Inauguration de la statue de Modeste Testas quai Louis XVIII à Bordeaux

Inauguré ce vendredi 10 mai sur les quais rive gauche, elle fait face au buste de Toussaint Louverture qui lui est situé rive droite.
L’implantation de ces deux monuments rappelle ainsi le passé négrier de Bordeaux et le lien avec la Garonne, qui vit avec ce sinistre commerce triangulaire, plus de 500 expéditions négrières (environ 150 000 esclaves), partir et revenir sur le fleuve, enrichissant la bourgeoisie et la ville de Bordeaux. C’est aussi le sens de ces commémorations, ne pas oublier pour ne pas recommencer.

Modeste Testas, capturée et déportée 

Modeste Testas, de son nom original Al Pouessiest une jeune fille originaire de la corne de l’Afrique. Capturée à l’adolescence, puis achetée par les frères bordelais Pierre et François Testas à la fin du 18e siècle, elle est ensuite déportée à Saint Domingue, (ancienne Haïti) pour servir dans la plantation de ses maîtres. François Testas en fait également sa « compagne », ou plutôt son esclave sexuelle.Plusieurs enfants naîtront de ces viols. 

Six générations plus tard, son histoire a été exhumée par sa descendante, Lorraine Manuel Steed. Après en avoir entendu parler par sa grand-mère, cette Haïtienne a entrepris des recherches, puis esquissé un croquis de son aïeule. Un dessin qui sera ensuite repris par le sculpteur Caymitte Woodly, dit Filipo, également haïtien, qui s’en servira comme base de travail.

Le jeune homme, qui vient de terminer un stage à la fonderie des Cyclopes de Mérignac, a sculpté le portrait grandeur nature (1,70m), enrobé de bronze, représentant l’esclave.

Une marche pour la Liberté et contre l’esclavage hier et aujourd’hui encore

Samedi 11 mai à l’initiative de Mémoires et Partages et d’un collectif d’appel à une marche pour la liberté et contre l’esclavage* nous étions une bonne centaine accompagné d’élus et personnalités multiples à nous retrouver entre la Place de la Victoire et le mur des Droits de l’Homme et comme le faisait remarquer plusieurs participants ou était la Femme.
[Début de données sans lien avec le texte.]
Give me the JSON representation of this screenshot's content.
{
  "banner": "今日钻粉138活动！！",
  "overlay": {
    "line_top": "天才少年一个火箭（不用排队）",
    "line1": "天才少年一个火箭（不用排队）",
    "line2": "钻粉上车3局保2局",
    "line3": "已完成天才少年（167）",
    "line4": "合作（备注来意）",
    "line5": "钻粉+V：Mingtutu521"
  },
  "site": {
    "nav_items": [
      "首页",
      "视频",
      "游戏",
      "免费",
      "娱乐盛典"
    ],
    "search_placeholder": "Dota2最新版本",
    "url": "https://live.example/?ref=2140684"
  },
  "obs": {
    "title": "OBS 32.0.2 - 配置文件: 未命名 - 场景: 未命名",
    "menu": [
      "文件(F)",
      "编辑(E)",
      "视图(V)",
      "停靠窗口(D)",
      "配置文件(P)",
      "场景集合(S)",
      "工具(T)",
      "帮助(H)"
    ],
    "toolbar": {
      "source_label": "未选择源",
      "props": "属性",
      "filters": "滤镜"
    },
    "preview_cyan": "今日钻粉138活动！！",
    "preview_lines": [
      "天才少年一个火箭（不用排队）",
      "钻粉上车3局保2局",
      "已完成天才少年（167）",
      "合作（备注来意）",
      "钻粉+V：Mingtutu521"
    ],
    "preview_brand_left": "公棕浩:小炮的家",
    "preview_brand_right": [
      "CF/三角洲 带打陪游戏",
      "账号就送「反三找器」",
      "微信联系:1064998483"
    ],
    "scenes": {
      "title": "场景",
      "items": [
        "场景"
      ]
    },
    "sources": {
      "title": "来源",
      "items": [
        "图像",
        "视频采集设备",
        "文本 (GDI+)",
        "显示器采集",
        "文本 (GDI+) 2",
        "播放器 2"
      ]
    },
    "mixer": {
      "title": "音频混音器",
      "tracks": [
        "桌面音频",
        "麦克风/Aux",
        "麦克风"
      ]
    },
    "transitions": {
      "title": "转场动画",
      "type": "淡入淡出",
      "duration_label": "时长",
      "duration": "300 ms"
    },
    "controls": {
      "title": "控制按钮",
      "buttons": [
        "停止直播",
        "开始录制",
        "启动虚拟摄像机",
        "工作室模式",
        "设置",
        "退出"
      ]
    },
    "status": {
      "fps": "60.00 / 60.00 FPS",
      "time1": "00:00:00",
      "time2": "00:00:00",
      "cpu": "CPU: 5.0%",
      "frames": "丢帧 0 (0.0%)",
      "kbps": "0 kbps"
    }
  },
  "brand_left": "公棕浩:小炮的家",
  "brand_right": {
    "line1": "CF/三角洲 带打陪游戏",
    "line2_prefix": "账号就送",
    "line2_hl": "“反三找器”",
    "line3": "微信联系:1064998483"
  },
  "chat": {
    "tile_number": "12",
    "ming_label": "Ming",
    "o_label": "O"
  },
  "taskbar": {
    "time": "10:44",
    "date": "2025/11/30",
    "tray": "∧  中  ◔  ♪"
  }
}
Question de sémantique certes mais pas si innocente. PourQuoiPas appeler ce mur celui des droits humains tout simplement …..

L’égalité est un combat !

LE COLLECTIF DE LA MARCHE:

SOS Racisme – Darwin—PCF Gironde – Mémoires & Partages –  Bienvenue – Union des Travailleurs Sénégalais – La Clé des Ondes  – La France Insoumise—La CGT—02 RADIO- L’Association Panafricaine d’Aquitaine— Boulevard des Potes—Ensemble— l’Union Juive Française pour la paix—AssoPourQuoiPas33—Radio Campus— EELV –  Alternative Libertaire – Congolais de Gironde – Mouvement de la paix de Gironde – NPA

Notre ami et camarade Gilbert Hanna nous a quitté mais son esprit nous a accompagné ce matin là, une cérémonie se déroulait à la même heure, cérémonie qui a retenu de nombreux amis.